Il calcolo espressamente speculativo adottato dal consiglio di amministrazione della casa di Wolfsburg era rappresentato dalla banale ma assolutamente speculativa considerazione che, semplicemente appoggiando la politica europea dei trasporti con i tutti i suoi vincoli ambientalisti, si potessero creare le condizioni per la nascita di un nuovo mercato.

In altre parole, l’intera dirigenza della Volkswagen era “confidente” di avere di fronte a sé decenni di lavoro assicurato attraverso la imposizione di una transizione elettrica dell’intero parco circolante europeo composto da circa 300 milioni di vetture.

Il mercato, cioè l’intero sistema di consumatori, invece ha dimostrato come la politica ambientalista europea non rappresenti in nessun caso il “sentiment” dell’utenza, ma soprattutto emerge evidente come non esistano le condizioni per una scelta ancora molto incerta non solo per i “benefici” ambientali ma anche in ragione della sostenibilità economica verso una movimentazione elettrica.

Di conseguenza risulta chiaro come la dirigenza di Volkswagen abbia adottato non tanto una strategia economica e di prodotto finalizzata al massimo rendimento degli stabilimenti già in essere ed assicurare tanto l’occupazione che il rendimento degli investimenti, si è preferito adottare una speculazione di natura industriale ma di conio assolutamente ideologico, auspicando così che questa determinasse l’esplosione di una domanda inesistente, allora come oggi, relativa alle automobili elettriche.

Il fatto, poi, che ora quella stessa dirigenza proponga di chiudere uno o più stabilimenti in Germania in conseguenza della scarsa redditività negli impianti stessi, anche perché a differenza di BMW e Mercedes i volumi da confermare anno per anno sono vicino ai dieci (10) milioni di autovetture vendute, rappresenta il sigillo di garanzia di un approccio a quel mercato espressione dell’adozione  di una  speculazione industriale alimentata da una deriva ideologica ambientalista proposta dalla Ue e priva di qualsiasi sostegno e contenuto reale.

Risulta chiaro, quindi, come la politica assieme all’ideologia facciano il loro ingresso all’interno dei consigli di amministrazione, i quali dovrebbero garantire il perfetto funzionamento di una macchina complessa come quella di un’industria in competizione nel mercato globale. Questi assicurano solo un disastro strategico ed operativo colossale, confermato nel settore finanziario dall’abbandono da parte di Black Rock di buona parte di quei titoli di “investimento” legati al mondo ambientalista (ESG). Persino lo stabilimento Audi di Bruxelles, creato espressamente per la produzione alto di gamma di auto elettriche, risulta ora a rischio chiusura, dimostrando come anche nella fascia “premium” non esista alcuna traccia di una domanda, anche se sostenuta dalle agevolazioni fiscali.
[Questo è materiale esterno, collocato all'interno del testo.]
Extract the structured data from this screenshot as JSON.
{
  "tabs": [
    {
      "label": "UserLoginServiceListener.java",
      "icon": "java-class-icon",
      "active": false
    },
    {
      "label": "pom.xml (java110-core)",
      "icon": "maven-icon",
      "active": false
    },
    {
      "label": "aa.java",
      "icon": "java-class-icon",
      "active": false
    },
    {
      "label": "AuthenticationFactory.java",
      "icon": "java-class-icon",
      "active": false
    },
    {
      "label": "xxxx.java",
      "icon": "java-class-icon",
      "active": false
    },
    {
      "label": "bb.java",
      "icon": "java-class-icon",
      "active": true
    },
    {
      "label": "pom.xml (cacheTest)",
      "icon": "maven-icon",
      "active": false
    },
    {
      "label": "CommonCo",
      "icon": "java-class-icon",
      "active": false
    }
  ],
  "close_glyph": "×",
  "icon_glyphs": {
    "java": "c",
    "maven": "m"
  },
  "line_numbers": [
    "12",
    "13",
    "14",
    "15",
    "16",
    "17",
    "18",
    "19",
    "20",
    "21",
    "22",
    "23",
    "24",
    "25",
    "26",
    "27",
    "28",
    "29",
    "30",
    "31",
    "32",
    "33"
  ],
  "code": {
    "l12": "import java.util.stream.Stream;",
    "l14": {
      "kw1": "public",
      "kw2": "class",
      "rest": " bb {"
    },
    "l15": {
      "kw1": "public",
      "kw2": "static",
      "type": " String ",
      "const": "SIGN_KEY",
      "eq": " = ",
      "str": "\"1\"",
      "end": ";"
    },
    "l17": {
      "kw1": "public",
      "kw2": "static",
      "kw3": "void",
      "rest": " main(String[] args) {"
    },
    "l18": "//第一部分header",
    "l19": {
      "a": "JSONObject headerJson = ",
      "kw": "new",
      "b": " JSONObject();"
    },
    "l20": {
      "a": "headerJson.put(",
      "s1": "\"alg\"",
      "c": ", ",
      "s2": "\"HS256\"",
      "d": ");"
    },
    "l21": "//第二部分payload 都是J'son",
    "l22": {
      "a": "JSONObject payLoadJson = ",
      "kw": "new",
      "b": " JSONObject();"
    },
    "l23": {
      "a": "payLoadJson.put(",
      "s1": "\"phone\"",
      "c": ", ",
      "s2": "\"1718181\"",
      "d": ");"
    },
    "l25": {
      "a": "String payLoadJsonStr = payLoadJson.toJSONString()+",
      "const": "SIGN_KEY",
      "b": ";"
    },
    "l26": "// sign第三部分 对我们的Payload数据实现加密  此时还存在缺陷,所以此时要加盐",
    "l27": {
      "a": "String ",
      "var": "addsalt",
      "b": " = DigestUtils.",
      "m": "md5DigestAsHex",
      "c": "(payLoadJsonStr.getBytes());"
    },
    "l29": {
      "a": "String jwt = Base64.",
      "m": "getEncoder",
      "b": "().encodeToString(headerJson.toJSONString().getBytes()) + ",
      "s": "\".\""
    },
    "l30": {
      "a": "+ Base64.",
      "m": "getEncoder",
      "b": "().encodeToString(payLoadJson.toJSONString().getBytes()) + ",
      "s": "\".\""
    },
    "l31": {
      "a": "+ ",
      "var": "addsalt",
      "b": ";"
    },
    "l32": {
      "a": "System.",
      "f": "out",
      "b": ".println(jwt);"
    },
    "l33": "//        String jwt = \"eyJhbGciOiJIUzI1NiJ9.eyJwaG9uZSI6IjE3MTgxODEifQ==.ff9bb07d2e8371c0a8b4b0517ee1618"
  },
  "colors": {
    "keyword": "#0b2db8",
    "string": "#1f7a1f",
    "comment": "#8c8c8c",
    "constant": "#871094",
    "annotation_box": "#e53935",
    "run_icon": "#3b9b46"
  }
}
La pericolosa crisi della casa tedesca, che coinvolge anche l’intero settore della componentistica Automotive italiana, dimostra, ancora una volta, come la domanda di un bene o servizio non si possa creare attraverso interventi di natura politica, fiscale o peggio ideologica e tantomeno si possano creare le condizioni per la creazione un nuovo mercato attraverso degli atti istituzionali di manifesta natura politica.

Un principio talmente chiaro e limpido che però evidentemente in Volkswagen non hanno mai capito, esattamente come all’interno della Commissione europea.